Где-то вдалеке, ударяясь о стены корпусов, прозвучал сигнал отбоя — «спать-спать, по палатам…»

— Девочки, ложитесь, — скомандовала Наташа, — разбираться завтра будем.

Нехотя, вяло девицы побрели — чистить зубы, умываться. Взбивали подушки, раскрывали застеленные кровати. Все это делалось только для старшей вожатой. Она это понимала прекрасно, и знала, что ей свое свидание на сегодня придется отложить, потому, как эти тихони затеяли сегодня еще и «тёмную» устроить Моне Ли. Мона Ли стояла, опершись спиной на спинку кровати. То, что осталось от наряда, сшитого лучшими портнихами киностудии «Моравия», она свернула в комок и положила под подушку. Глаза Моны были сухи, но вся она была опять — как натянутая струна. Что я им сделала? — думала Мона, — обидела? Оскорбила? Украла? За что они меня ненавидят все, кроме Леночки Свердлик? Я ни о ком слова плохого не сказала… Окна корпуса были распахнуты в крымскую ночь, и крупные звезды лежали на тополях, а там, вверху, в горах, звезды водили хороводы и тоненько дрожали. Вдруг в окно, подтянувшись, влез мужчина. Девочки, кто в ночнушке, кто в пижамке, а кто и так — подняли визг. Бывало, что вожатые промахивались окном и попадали на девчачью половину. Но тот, который влез сейчас, сел на подоконнике спиной к теннисному корту, свесил длинные ноги в фирменных белых кроссовках в палату, жестом, от которого просто умирали все девушки и женщины Советского Союза, поправил челку, улыбнулся ярко и сказал

— Ну-и? Где тут моя невеста? Где моя Мона? — Мона обернулась на голос Сашки Архарова, расцвела, сама не ожидая этого от себя и даже едва не бросилась ему на шею.
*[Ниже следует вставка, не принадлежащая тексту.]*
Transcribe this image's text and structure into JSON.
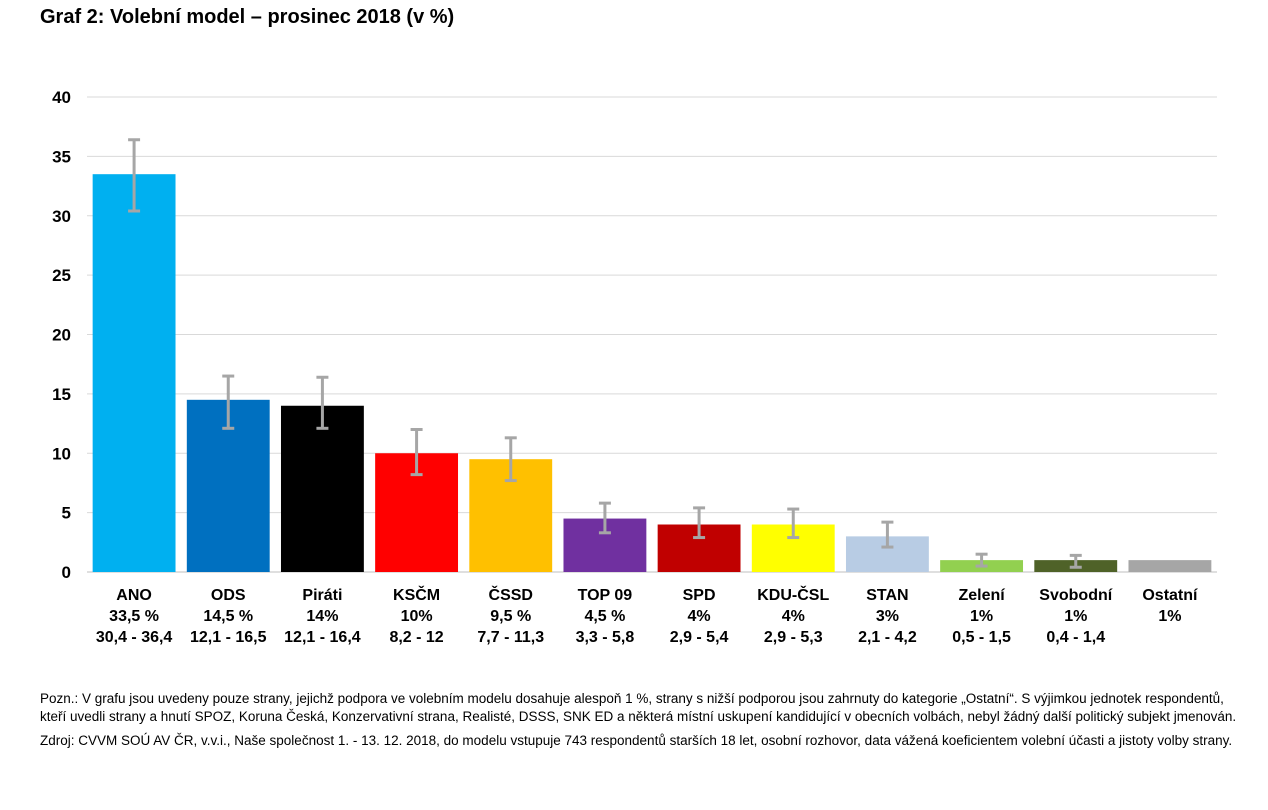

— Девушки, — пропел Архаров, ну-ка, отвернулись, и — баиньки. Мона? — Архаров вынул из-за спины букет только что сорванных роз, картинно поднес их лицу, делая вид, что целует — и бросил Моне. Она поймала букет, пахнущий ночью, прохладой, и тем душным, беспокойным запахом, какой бывает у крымских роз летом, и поднесла его к лицу. Девицы, укрытые до подбородка одеялами, лежали с раскрытыми глазами. Только Лёка Голубева, успевшая переодеться из ситцевой рубашонки в нежно-розовую комбинацию с белыми кружевными лямками, сидела на кровати, вполоборота к Архарову, демонстрируя великолепный загар, длинную шею и вполне себе зрелые формы. Но Архаров сделал руками жест, говорящий — иди, иди ко мне, и Мона Ли подошла, и Архаров обнял ее, прошептав на ухо:

— Сбежим, а? Пойдем пионеров-героев посмотрим?

— А, пойдем! — согласилась Мона Ли. — Только корпус заперли?!

— А нам это помешает? — Сашка перемахнул через подоконник, — прыгай! Я тебя ловлю! Мона Ли, обернувшись, показала Лёке Голубевой кукиш — и прыгнула в окно.

— Ну, и как мы ей тёмную будем делать? — все девчонки заговорили одновременно. Нет, ну ваще! Сам Архаров… нет, ну это как? Ей ваще… ей тринадцать! А ставит из себя, тоже — подумаешь, в кино снялась! Вон, у нас много кто в «Веселой переменке» снимается, и что? — Гомон стоял страшный — кричали, перекрикивая друг дружку. Вошла Наташа. — Почему не спим?

— Ой, Наталь Кирилна! — закричали девицы хором, — представляете? Ужас какой? Ой, ну… Наталь Кирилна! Сейчас к нам в палату сам Архаров влез! Через окно!

— Вы бы девочки, сухим вином на ночь не баловались, — сказала Наташа, сдвигая пилотку на затылок, — а то еще не то померещится.

— ПРАВДА! — это Лена Свердлик крикнула — неожиданно для себя. — Правда, — добавила она тише.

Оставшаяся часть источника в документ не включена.